Appointing Fuckups Has Consequences

Background: The number of foreclosures taking place due to the housing crisis is staggering. In addition to making someone homeless, it's horrible for the economy in general, and destroys the housing prices in the effected neighboorhoods.

There were lots of very smart experts (and Democratic members of congress) pushing for "cramdown" reform, which would have prevented lots of foreclosures by allowing judges to renegotiate the terms of these loans. How did the geniuses on Obama's economic team respond?
To force those servicers to modify mortgages, advocates pushed for a change to bankruptcy law giving judges the power not just to change interest rates but to reduce the overall amount owed on the loan, something servicers are loath to do [3].

Congressional Democrats had long been pushing a bill to enact cramdown and were encouraged by the fact that Obama had supported it, both in the Senate and on the campaign trail.

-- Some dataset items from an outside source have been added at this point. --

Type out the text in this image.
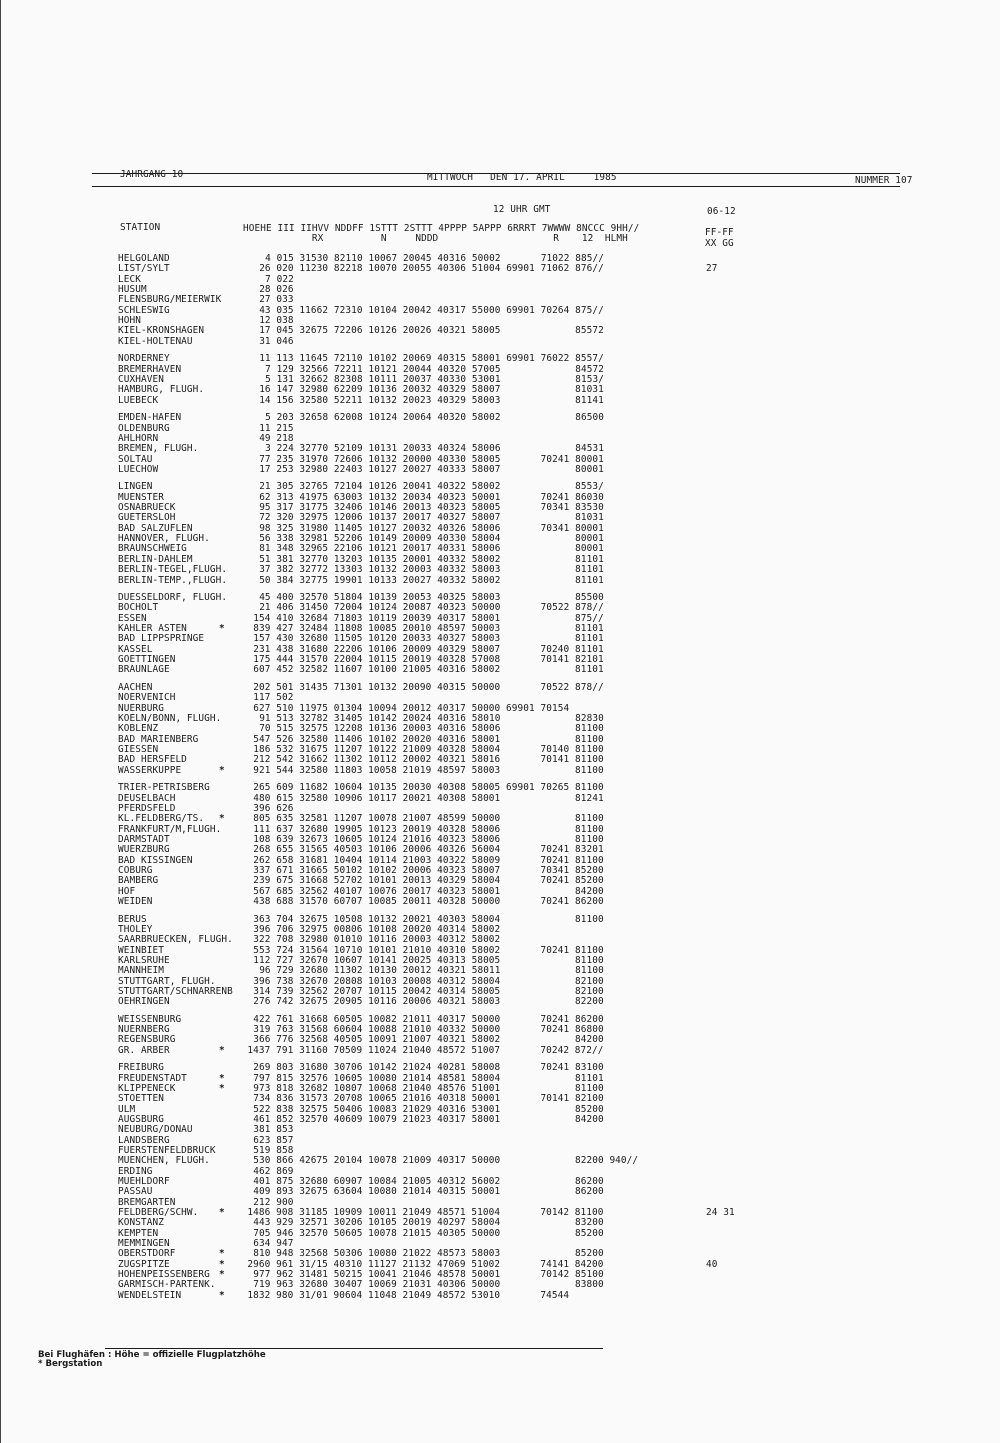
JAHRGANG 10	MITTWOCH   DEN 17. APRIL     1985	NUMMER 107
12 UHR GMT	06-12
STATION	HOEHE III IIHVV NDDFF 1STTT 2STTT 4PPPP 5APPP 6RRRT 7WWWW 8NCCC 9HH//
RX          N     NDDD                    R    12  HLMH
FF-FF
XX GG
HELGOLAND	4 015 31530 82110 10067 20045 40316 50002       71022 885//
LIST/SYLT	26 020 11230 82218 10070 20055 40306 51004 69901 71062 876//	27
LECK	7 022
HUSUM	28 026
FLENSBURG/MEIERWIK	27 033
SCHLESWIG	43 035 11662 72310 10104 20042 40317 55000 69901 70264 875//
HOHN	12 038
KIEL-KRONSHAGEN	17 045 32675 72206 10126 20026 40321 58005             85572
KIEL-HOLTENAU	31 046
NORDERNEY	11 113 11645 72110 10102 20069 40315 58001 69901 76022 8557/
BREMERHAVEN	7 129 32566 72211 10121 20044 40320 57005             84572
CUXHAVEN	5 131 32662 82308 10111 20037 40330 53001             8153/
HAMBURG, FLUGH.	16 147 32980 62209 10136 20032 40329 58007             81031
LUEBECK	14 156 32580 52211 10132 20023 40329 58003             81141
EMDEN-HAFEN	5 203 32658 62008 10124 20064 40320 58002             86500
OLDENBURG	11 215
AHLHORN	49 218
BREMEN, FLUGH.	3 224 32770 52109 10131 20033 40324 58006             84531
SOLTAU	77 235 31970 72606 10132 20000 40330 58005       70241 80001
LUECHOW	17 253 32980 22403 10127 20027 40333 58007             80001
LINGEN	21 305 32765 72104 10126 20041 40322 58002             8553/
MUENSTER	62 313 41975 63003 10132 20034 40323 50001       70241 86030
OSNABRUECK	95 317 31775 32406 10146 20013 40323 58005       70341 83530
GUETERSLOH	72 320 32975 12006 10137 20017 40327 58007             81031
BAD SALZUFLEN	98 325 31980 11405 10127 20032 40326 58006       70341 80001
HANNOVER, FLUGH.	56 338 32981 52206 10149 20009 40330 58004             80001
BRAUNSCHWEIG	81 348 32965 22106 10121 20017 40331 58006             80001
BERLIN-DAHLEM	51 381 32770 13203 10135 20001 40332 58002             81101
BERLIN-TEGEL,FLUGH.	37 382 32772 13303 10132 20003 40332 58003             81101
BERLIN-TEMP.,FLUGH.	50 384 32775 19901 10133 20027 40332 58002             81101
DUESSELDORF, FLUGH.	45 400 32570 51804 10139 20053 40325 58003             85500
BOCHOLT	21 406 31450 72004 10124 20087 40323 50000       70522 878//
ESSEN	154 410 32684 71803 10119 20039 40317 58001             875//
KAHLER ASTEN	*	839 427 32484 11808 10085 20010 48597 50003             81101
BAD LIPPSPRINGE	157 430 32680 11505 10120 20033 40327 58003             81101
KASSEL	231 438 31680 22206 10106 20009 40329 58007       70240 81101
GOETTINGEN	175 444 31570 22004 10115 20019 40328 57008       70141 82101
BRAUNLAGE	607 452 32582 11607 10100 21005 40316 58002             81101
AACHEN	202 501 31435 71301 10132 20090 40315 50000       70522 878//
NOERVENICH	117 502
NUERBURG	627 510 11975 01304 10094 20012 40317 50000 69901 70154
KOELN/BONN, FLUGH.	91 513 32782 31405 10142 20024 40316 58010             82830
KOBLENZ	70 515 32575 12208 10136 20003 40316 58006             81100
BAD MARIENBERG	547 526 32580 11406 10102 20020 40316 58001             81100
GIESSEN	186 532 31675 11207 10122 21009 40328 58004       70140 81100
BAD HERSFELD	212 542 31662 11302 10112 20002 40321 58016       70141 81100
WASSERKUPPE	*	921 544 32580 11803 10058 21019 48597 58003             81100
TRIER-PETRISBERG	265 609 11682 10604 10135 20030 40308 58005 69901 70265 81100
DEUSELBACH	480 615 32580 10906 10117 20021 40308 58001             81241
PFERDSFELD	396 626
KL.FELDBERG/TS. *	805 635 32581 11207 10078 21007 48599 50000             81100
FRANKFURT/M,FLUGH.	111 637 32680 19905 10123 20019 40328 58006             81100
DARMSTADT	108 639 32673 10605 10124 21016 40323 58006             81100
WUERZBURG	268 655 31565 40503 10106 20006 40326 56004       70241 83201
BAD KISSINGEN	262 658 31681 10404 10114 21003 40322 58009       70241 81100
COBURG	337 671 31665 50102 10102 20006 40323 58007       70341 85200
BAMBERG	239 675 31668 52702 10101 20013 40329 58004       70241 85200
HOF	567 685 32562 40107 10076 20017 40323 58001             84200
WEIDEN	438 688 31570 60707 10085 20011 40328 50000       70241 86200
BERUS	363 704 32675 10508 10132 20021 40303 58004             81100
THOLEY	396 706 32975 00806 10108 20020 40314 58002
SAARBRUECKEN, FLUGH. 322 708 32980 01010 10116 20003 40312 58002
WEINBIET	553 724 31564 10710 10101 21010 40310 58002       70241 81100
KARLSRUHE	112 727 32670 10607 10141 20025 40313 58005             81100
MANNHEIM	96 729 32680 11302 10130 20012 40321 58011             81100
STUTTGART, FLUGH.	396 738 32670 20808 10103 20008 40312 58004             82100
STUTTGART/SCHNARRENB 314 739 32562 20707 10115 20042 40314 58005             82100
OEHRINGEN	276 742 32675 20905 10116 20006 40321 58003             82200
WEISSENBURG	422 761 31668 60505 10082 21011 40317 50000       70241 86200
NUERNBERG	319 763 31568 60604 10088 21010 40332 50000       70241 86800
REGENSBURG	366 776 32568 40505 10091 21007 40321 58002             84200
GR. ARBER	* 1437 791 31160 70509 11024 21040 48572 51007       70242 872//
FREIBURG	269 803 31680 30706 10142 21024 40281 58008       70241 83100
FREUDENSTADT	*	797 815 32576 10605 10080 21014 48581 58004             81101
KLIPPENECK	*	973 818 32682 10807 10068 21040 48576 51001             81100
STOETTEN	734 836 31573 20708 10065 21016 40318 50001       70141 82100
ULM	522 838 32575 50406 10083 21029 40316 53001             85200
AUGSBURG	461 852 32570 40609 10079 21023 40317 58001             84200
NEUBURG/DONAU	381 853
LANDSBERG	623 857
FUERSTENFELDBRUCK	519 858
MUENCHEN, FLUGH.	530 866 42675 20104 10078 21009 40317 50000             82200 940//
ERDING	462 869
MUEHLDORF	401 875 32680 60907 10084 21005 40312 56002             86200
PASSAU	409 893 32675 63604 10080 21014 40315 50001             86200
BREMGARTEN	212 900
FELDBERG/SCHW. * 1486 908 31185 10909 10011 21049 48571 51004       70142 81100	24 31
KONSTANZ	443 929 32571 30206 10105 20019 40297 58004             83200
KEMPTEN	705 946 32570 50605 10078 21015 40305 50000             85200
MEMMINGEN	634 947
OBERSTDORF	*	810 948 32568 50306 10080 21022 48573 58003             85200
ZUGSPITZE	* 2960 961 31/15 40310 11127 21132 47069 51002       74141 84200	40
HOHENPEISSENBERG *	977 962 31481 50215 10041 21046 48578 50001       70142 85100
GARMISCH-PARTENK.	719 963 32680 30407 10069 21031 40306 50000             83800
WENDELSTEIN	* 1832 980 31/01 90604 11048 21049 48572 53010       74544
Bei Flughäfen : Höhe = offizielle Flugplatzhöhe
* Bergstation
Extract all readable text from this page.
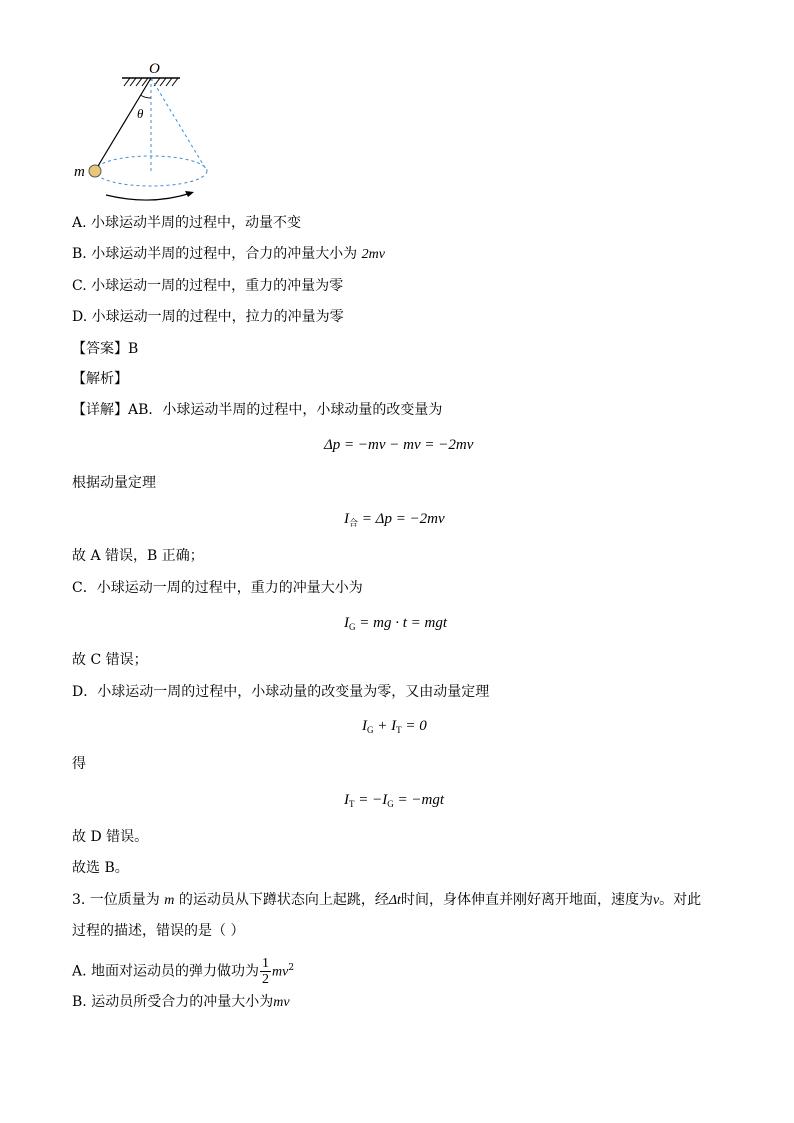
O
θ
m
A. 小球运动半周的过程中，动量不变
B. 小球运动半周的过程中，合力的冲量大小为 2mv
C. 小球运动一周的过程中，重力的冲量为零
D. 小球运动一周的过程中，拉力的冲量为零
【答案】B
【解析】
【详解】AB．小球运动半周的过程中，小球动量的改变量为
Δp = −mv − mv = −2mv
根据动量定理
$I_合 = \Delta p = -2mv$
故 A 错误，B 正确；
C．小球运动一周的过程中，重力的冲量大小为
$I_G$ = mg · t = mgt
故 C 错误；
D．小球运动一周的过程中，小球动量的改变量为零，又由动量定理
$I_G + I_T = 0$
得
$I_T = -I_G = -mgt$
故 D 错误。
故选 B。
3. 一位质量为 m 的运动员从下蹲状态向上起跳，经Δt时间，身体伸直并刚好离开地面，速度为v。对此
过程的描述，错误的是（ ）
A. 地面对运动员的弹力做功为 $\frac{1}{2} mv^2$
B. 运动员所受合力的冲量大小为mv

They thought cramdowns would serve as a stick, pushing banks to make modifications on their own.

“That was always the thought,” said Rep. Brad Miller (D-NC), “that judicial modifications would make voluntary modifications work. There would be the consequence that if the lenders didn’t [modify the loan], it might be done to them.”

When Obama unveiled his proposal to stem foreclosures a month after taking office, cramdown was a part of the package [4]. But proponents say he’d already damaged cramdown’s chances of becoming law.

In the fall of 2008, Democrats saw a good opportunity to pass cramdown. The $700 billion TARP legislation was being considered, and lawmakers thought that with banks getting bailed out, the bill would be an ideal vehicle for also helping homeowners. But Obama, weeks away from his coming election, opposed that approach and instead pushed for a delay. He promised congressional Democrats that down the line he would “push hard to get cramdown into the law,” recalled Rep. Miller.

Four months later, the stimulus bill presented another potential vehicle for cramdown. But lawmakers say the White House again asked them to hold off, promising to push it later.

An attempt to include cramdown in a continuing resolution got the same response from the president.

“We would propose that this stuff be included and they kept punting,” said former Rep. Jim Marshall, a moderate Democrat from Georgia who had worked to sway other members of the moderate Blue Dog caucus [5] on the issue.

“We got the impression this was an issue [the White House] would not go to the mat for as they did with health care reform,” said Bill Hampel, chief economist for the Credit Union National Association, which opposed cramdown and participated in Senate negotiations on the issue.


Privately, administration officials were ambivalent about the idea. At a Democratic caucus meeting weeks before the House voted on a bill that included cramdown, Treasury Secretary Tim Geithner “was really dismissive as to the utility of it,” said Rep. Lofgren.


Larry Summers, then the president’s chief economic adviser, also expressed doubts in private meetings, she said. “He was not supportive of this.”
The Stimulus and cramdown were probably the two best tools the Administration had to improve the economy. Larry Summers made the stimulus too small, shutting out voices from within the administration saying it needed to be bigger, and both he and Geithner opposed cramdown.

Obama picked these people to fix the economy, and it had very real consequences.